Ice near the surface of the glacier is often hard and brittle. Due to the pressure of ice above, the ice near the bottom of the glacier becomes flexible. This flexible layer allows the ice to move. Depending on the amount of ice, the angle of the mountainside, and the pull of gravity, the ice may start to move downhill. Once the ice begins to move, it is called a glacier.
As the ice moves, it plucks rock from the sides and bottom of the valleys. Rocks falling on the glacier from above mix with the glacial ice as well. Over long periods of time the sandpaper-like quality of the moving ice and rock scours and reshapes the land into broad U-shaped valleys, sharp peaks, and lake-filled basins.
Tree-ring studies indicate that retreat of the recent glaciation began about 1850. When Glacier National Park was established in 1910, there were more than 150 glaciers within the national park compared to about one fourth of that number now. Retreat rates appear to have been slow until about 1910. There was a period of rapid retreat during the mid- to late 1920s. This corresponds to a period of warmer summer temperatures and decreased precipitation in this region. Several of the larger glaciers separated into two smaller glaciers at this time. The Jackson and Blackfoot Glaciers separated as did the Grinnell and Salamander Glaciers. If the current rate of recession continues, it is estimated that there won't be any glaciers in Glacier National Park by 2030.
DISTINCTIVE FEATURES OF OUR MOUNTAINS
What sets our mountains apart?
- There is a relatively flat lying Lewis Thrust sheet from which our mountains formed. The mountains of Waterton-Glacier are a result of one major fault and many minor ones, instead of many major and minor faults often found in mountain ranges, such as the front ranges of Banff and Jasper National Parks in Alberta. The fault extends from south of Marias Pass north 348 miles (560 km) to Banff NP, thrust in a northeasterly direction and coming to rest after millions of years. Most of the horizontal displacement occurred in the Waterton-Glacier area.
- The ancient rocks of the Belt Sea that form our mountains have much less limestone (limestone is mainly a byproduct of sea life) and fewer fossils than the younger rock exposed in most of the Rockies.

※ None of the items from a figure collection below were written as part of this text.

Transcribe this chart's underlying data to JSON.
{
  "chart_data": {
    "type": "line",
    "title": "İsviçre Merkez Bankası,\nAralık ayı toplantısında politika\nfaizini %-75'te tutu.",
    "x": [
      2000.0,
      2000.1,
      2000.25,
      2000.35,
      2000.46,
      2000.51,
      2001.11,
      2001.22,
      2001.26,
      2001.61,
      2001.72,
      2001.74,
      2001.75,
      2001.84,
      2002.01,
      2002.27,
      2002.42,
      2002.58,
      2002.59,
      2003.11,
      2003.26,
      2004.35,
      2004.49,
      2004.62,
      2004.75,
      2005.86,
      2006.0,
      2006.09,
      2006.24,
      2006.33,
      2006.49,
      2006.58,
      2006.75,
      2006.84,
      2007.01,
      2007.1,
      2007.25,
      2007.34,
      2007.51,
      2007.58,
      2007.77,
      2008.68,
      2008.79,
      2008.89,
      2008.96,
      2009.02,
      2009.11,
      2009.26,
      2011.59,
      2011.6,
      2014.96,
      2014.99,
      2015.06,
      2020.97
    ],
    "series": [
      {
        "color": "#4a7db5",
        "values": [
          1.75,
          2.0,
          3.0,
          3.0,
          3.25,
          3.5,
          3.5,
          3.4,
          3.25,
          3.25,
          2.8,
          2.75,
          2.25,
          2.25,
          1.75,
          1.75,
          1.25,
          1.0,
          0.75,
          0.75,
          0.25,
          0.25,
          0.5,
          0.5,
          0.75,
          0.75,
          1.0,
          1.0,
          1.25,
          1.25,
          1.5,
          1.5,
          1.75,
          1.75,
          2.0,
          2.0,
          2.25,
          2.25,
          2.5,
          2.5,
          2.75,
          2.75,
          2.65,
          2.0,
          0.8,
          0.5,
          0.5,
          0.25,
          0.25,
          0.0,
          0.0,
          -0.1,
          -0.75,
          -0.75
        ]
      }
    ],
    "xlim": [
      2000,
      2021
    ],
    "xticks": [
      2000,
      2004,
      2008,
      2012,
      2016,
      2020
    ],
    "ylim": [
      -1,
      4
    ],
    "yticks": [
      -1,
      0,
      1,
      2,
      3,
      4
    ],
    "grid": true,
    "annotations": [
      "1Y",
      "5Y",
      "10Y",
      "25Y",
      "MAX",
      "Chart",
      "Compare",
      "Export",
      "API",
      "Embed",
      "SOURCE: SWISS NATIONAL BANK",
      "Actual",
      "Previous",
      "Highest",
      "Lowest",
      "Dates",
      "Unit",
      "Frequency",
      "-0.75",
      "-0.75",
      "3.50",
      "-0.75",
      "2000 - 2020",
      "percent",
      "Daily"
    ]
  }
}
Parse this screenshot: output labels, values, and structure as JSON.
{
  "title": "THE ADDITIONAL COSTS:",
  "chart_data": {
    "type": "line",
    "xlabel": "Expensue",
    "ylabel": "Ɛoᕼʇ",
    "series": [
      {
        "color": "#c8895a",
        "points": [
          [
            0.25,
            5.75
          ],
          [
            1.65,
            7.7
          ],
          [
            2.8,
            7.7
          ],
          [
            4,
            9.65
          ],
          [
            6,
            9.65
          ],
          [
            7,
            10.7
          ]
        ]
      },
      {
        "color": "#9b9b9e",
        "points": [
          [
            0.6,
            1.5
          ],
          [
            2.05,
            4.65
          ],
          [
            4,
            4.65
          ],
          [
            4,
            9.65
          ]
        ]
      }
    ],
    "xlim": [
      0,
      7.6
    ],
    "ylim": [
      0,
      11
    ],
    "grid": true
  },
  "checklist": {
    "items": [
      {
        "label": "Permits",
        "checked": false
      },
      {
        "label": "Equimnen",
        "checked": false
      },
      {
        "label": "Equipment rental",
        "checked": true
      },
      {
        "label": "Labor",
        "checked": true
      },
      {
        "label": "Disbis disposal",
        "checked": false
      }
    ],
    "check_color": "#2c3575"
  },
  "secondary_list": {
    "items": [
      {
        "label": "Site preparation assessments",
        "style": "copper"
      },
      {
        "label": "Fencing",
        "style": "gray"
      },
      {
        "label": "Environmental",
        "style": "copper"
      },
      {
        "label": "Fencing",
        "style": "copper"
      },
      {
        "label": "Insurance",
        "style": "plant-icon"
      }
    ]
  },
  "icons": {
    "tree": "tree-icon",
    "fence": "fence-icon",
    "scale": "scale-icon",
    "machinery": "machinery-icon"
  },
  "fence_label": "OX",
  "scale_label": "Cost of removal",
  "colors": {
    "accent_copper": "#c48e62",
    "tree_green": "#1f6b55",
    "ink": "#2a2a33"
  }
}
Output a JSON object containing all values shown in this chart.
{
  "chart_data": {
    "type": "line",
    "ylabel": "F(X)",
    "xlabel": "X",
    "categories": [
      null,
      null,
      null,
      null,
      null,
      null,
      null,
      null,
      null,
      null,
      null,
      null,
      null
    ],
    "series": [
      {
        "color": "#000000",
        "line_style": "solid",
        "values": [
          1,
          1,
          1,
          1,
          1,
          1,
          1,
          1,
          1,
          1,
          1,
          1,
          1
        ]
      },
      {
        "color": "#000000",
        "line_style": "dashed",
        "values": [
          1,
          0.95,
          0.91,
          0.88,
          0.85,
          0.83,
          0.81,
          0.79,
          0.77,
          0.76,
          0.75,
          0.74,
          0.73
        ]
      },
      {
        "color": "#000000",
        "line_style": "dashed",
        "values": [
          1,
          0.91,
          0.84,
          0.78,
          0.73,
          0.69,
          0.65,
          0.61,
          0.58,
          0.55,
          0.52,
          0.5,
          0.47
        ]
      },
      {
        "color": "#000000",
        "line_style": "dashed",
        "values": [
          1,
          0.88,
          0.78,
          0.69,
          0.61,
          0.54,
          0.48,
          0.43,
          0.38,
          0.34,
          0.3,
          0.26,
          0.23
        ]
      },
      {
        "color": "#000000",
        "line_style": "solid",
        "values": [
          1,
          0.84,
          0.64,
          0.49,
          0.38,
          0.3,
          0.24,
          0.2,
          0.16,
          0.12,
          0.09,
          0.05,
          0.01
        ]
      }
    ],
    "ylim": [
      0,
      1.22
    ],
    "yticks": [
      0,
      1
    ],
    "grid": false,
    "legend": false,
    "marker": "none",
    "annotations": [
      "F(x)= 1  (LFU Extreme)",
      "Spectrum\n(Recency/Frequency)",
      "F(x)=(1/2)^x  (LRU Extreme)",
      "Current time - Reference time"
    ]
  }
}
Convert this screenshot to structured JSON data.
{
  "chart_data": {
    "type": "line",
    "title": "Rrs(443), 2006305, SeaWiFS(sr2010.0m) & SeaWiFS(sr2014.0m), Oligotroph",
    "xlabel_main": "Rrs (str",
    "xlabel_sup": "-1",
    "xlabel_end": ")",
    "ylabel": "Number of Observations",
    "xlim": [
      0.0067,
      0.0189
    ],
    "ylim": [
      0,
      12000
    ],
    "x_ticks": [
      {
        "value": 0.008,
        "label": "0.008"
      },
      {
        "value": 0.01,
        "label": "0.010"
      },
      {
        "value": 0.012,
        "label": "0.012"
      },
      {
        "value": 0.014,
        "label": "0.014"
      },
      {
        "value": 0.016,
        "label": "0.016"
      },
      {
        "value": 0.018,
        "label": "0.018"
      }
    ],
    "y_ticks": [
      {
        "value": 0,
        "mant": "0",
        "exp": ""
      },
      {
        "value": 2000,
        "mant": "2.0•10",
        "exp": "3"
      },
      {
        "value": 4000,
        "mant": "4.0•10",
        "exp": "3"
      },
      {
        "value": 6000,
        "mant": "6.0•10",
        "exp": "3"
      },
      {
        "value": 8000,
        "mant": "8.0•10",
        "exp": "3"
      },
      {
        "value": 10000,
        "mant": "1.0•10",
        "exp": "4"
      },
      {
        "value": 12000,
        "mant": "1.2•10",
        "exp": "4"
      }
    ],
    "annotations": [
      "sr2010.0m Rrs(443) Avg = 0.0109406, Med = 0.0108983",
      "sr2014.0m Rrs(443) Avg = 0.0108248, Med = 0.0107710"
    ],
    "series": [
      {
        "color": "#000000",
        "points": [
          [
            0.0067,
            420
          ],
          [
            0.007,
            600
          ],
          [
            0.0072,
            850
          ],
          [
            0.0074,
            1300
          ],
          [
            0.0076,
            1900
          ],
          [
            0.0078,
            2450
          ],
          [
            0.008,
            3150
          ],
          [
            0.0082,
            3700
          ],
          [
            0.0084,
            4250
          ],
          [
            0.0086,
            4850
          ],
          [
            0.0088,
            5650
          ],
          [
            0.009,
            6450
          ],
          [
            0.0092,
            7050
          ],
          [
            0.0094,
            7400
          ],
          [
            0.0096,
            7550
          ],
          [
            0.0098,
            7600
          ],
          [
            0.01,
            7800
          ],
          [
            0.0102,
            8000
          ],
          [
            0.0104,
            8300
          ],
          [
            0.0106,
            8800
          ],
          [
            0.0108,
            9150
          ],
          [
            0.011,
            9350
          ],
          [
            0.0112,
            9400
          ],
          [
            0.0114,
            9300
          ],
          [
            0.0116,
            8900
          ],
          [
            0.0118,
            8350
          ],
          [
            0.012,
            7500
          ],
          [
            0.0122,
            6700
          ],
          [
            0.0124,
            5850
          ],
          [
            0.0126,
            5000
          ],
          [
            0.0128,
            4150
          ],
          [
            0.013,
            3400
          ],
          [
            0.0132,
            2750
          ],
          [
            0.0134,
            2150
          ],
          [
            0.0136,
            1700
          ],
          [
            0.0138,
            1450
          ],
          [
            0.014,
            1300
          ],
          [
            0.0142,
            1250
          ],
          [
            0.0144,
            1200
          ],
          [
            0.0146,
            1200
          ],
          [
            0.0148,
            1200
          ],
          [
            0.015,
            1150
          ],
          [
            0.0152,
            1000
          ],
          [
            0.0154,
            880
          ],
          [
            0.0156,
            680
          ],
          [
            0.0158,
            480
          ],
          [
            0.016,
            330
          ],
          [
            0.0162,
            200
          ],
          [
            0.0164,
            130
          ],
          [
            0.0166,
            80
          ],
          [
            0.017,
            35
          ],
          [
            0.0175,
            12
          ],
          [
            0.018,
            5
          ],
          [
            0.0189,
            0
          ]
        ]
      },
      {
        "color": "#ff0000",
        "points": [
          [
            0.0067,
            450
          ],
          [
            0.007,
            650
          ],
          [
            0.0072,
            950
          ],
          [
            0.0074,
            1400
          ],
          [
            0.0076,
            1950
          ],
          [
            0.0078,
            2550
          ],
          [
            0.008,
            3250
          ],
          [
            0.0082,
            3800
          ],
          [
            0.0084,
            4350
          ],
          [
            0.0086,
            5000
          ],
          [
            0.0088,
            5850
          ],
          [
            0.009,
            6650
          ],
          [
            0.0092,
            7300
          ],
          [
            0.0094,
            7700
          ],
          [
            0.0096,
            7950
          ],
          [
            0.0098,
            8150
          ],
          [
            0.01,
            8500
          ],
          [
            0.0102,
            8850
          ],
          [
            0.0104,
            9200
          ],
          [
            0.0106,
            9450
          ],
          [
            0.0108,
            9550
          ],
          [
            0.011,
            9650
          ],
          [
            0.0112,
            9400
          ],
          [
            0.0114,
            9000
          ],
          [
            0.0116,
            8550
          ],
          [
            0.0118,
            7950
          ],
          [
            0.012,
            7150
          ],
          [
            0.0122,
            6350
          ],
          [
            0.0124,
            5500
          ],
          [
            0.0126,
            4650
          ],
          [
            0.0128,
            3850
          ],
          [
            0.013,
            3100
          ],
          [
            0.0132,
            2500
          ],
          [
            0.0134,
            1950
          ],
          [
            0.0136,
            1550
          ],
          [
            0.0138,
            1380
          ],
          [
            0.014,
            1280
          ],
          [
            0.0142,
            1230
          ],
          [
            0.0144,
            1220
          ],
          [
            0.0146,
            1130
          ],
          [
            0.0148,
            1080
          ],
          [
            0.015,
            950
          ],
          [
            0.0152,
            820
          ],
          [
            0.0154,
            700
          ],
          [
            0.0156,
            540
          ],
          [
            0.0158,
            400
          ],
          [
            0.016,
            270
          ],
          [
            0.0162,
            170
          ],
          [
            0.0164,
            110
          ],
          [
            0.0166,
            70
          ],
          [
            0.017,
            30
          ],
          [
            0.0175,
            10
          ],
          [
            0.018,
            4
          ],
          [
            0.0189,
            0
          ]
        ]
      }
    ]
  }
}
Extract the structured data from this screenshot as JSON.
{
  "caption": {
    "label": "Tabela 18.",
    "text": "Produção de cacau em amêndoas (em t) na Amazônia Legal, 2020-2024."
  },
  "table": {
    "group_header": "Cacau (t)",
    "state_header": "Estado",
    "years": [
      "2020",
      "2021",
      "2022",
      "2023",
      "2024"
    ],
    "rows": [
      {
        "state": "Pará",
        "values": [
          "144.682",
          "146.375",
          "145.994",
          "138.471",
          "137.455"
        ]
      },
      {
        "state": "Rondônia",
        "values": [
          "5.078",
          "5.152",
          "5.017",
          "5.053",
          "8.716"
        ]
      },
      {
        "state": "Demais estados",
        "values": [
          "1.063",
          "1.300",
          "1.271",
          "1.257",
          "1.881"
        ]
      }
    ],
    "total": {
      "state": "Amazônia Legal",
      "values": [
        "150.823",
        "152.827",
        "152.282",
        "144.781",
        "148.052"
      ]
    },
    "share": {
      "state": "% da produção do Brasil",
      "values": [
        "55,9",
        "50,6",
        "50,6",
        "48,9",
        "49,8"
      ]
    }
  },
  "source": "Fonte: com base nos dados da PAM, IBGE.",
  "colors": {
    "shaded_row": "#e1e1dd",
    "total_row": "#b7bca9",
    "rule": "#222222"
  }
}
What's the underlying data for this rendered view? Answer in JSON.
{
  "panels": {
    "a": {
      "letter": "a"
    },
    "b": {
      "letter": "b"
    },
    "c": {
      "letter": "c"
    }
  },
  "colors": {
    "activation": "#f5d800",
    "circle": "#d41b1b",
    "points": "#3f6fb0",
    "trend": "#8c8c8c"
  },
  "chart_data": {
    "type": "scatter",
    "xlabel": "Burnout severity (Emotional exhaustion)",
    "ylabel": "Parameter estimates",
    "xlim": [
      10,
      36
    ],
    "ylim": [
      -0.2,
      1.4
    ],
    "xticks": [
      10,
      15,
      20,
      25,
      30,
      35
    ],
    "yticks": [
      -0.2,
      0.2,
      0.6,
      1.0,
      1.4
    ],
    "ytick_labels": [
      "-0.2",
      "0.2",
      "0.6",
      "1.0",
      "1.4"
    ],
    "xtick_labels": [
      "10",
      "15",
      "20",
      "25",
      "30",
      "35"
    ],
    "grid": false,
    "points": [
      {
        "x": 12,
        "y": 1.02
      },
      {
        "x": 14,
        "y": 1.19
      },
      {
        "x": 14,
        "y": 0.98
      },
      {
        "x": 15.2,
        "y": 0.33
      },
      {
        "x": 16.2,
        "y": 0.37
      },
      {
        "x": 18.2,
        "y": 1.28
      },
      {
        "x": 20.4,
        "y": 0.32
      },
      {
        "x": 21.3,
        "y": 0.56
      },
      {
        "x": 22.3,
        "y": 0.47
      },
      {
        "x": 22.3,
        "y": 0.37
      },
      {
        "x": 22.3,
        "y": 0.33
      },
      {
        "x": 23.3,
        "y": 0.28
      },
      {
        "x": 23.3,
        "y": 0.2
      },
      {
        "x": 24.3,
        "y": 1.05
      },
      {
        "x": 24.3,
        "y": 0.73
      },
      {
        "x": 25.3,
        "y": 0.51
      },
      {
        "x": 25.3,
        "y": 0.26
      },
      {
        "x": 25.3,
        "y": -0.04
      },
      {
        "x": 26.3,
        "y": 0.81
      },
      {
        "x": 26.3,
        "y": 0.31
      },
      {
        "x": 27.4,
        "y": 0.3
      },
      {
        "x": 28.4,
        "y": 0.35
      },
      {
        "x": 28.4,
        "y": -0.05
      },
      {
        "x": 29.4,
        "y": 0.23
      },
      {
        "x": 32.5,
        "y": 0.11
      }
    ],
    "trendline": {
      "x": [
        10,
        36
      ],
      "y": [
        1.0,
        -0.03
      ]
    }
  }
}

- The Lewis Thrust sheet was displaced about 50 miles (80 km), as opposed to thrust sheets in the rest of the Rockies that were displaced over much shorter distances.
- The varied colors of the rock in the mountains, including the reds, greens and maroons are the result of small amounts of various iron minerals.
- There is an abrupt transition of mountains and prairie. Although the disturbed subsurface rock structures typical of foothills are present here, they are covered by glacial debris.